In the UK, the Financial Conduct Authority (FCA) has adopted a principles-based approach, emphasizing transparency, accountability and ethical use of AI. However, its guidance remains non-binding and technology-agnostic, leaving room for interpretation and inconsistency in implementation across firms.
Most existing risk and control frameworks within financial institutions are not designed with GenAI’s scale, autonomy or unpredictability in mind. Waiting for detailed, prescriptive regulation is neither realistic nor prudent. Institutions must take the lead in integrating AI-specific controls (that spann model governance, data lineage, third-party oversight and ethical risk) into existing non-financial risk structures.
Also, there is an important political nuance as governments seek to maximize the competitive potential of GenAI within their own markets, at a time when geo-political risks are heightened. That gives regulators an additional challenge as they balance this against their traditional responsibilities of financial market stability and consumer protection.
Collaboration between industry and regulators will therefore be key in shaping the future landscape, e.g. sharing of plans and sandbox development, to ensure responsible use.
As precise approaches take shape, regulators have signaled where they will focus, and their scrutiny will be intensive
- Consistent themes center around customer detriment, security, expertise, ethics:
- Transparency – how models arrive at specific decisions or generate content. Raises accountability questions and the ability to explain AI-driven actions.
- Model bias and fairness – systems can perpetuate biases in the training data, leading to discriminatory or unfair outcomes, impacting some demographic groups
- Data security/privacy/criminality – large volumes of data to train effectively, often containing sensitive customer data. Concerns heightened for data breaches, mishandling of customer data, and the potential for malicious use of AI-generated content
Regulators will expect organizations to implement policies and practices that protect against these, aligning with existing regulations. Organizations will need to explain how they understand risks and secure themselves.
Way forward
GenAI is clearly a gamechanger for all industries. It is also subject to rapid evolution, which adds to the complexities and challenges faced by risk functions, as they grapple with embracing the capability to enhance oversight approaches, alongside providing the guardrails essential for organizations.
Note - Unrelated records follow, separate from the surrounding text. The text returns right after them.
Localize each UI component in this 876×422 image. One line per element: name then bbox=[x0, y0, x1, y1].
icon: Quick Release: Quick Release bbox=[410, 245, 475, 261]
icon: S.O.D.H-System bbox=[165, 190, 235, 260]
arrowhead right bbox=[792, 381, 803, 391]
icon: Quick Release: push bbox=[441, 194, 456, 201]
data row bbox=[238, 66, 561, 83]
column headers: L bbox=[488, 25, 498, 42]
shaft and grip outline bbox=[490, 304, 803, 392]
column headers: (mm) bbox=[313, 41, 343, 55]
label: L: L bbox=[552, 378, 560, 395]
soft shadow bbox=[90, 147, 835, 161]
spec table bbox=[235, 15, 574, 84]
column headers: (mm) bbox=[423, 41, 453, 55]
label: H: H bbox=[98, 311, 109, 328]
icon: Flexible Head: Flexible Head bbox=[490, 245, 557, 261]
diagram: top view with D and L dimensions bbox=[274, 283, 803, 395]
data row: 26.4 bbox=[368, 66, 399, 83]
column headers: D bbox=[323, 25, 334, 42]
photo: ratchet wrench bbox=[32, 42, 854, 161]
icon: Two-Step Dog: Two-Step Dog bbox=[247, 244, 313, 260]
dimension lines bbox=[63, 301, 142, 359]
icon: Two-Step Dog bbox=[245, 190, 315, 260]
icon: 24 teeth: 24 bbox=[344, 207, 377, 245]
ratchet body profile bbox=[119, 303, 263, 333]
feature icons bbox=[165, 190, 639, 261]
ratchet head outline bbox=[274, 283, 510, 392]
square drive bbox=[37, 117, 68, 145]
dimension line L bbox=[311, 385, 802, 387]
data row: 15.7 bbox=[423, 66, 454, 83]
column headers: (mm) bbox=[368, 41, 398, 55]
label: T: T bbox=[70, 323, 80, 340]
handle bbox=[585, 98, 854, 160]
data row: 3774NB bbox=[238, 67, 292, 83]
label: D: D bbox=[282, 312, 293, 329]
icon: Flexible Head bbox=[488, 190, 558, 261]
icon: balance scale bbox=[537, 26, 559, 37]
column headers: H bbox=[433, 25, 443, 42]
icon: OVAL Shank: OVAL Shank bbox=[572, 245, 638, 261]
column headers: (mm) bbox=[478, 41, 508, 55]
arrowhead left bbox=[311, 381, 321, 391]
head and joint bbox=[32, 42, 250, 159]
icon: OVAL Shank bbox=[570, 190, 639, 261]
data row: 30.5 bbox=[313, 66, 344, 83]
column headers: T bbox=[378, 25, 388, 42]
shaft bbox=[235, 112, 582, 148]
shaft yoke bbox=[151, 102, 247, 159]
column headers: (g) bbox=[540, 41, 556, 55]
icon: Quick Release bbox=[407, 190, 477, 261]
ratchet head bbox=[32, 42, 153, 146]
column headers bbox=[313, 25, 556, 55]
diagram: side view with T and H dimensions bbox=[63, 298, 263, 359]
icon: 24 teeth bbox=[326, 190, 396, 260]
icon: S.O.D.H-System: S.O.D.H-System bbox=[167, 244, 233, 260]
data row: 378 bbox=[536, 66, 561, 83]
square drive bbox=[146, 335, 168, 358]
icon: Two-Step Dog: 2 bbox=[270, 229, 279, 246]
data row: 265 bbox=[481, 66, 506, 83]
It is clear that the regulatory position will also be one of evolution, with no silver bullet per se, that brings the rigidity sometimes seen in other regulations. As organizations develop their GenAI strategies and implementation plans, the role of the risk function will be critical – in shaping the design, influencing risk appetite, ensuring accountabilities are understood and adapting risk frameworks to bring the appropriate level of control.
Achieving that will require nimbleness and agility across risk functions. Moving ahead we will develop thinking and recommendations specifically aligned to the approach for leveraging the potential of GenAI.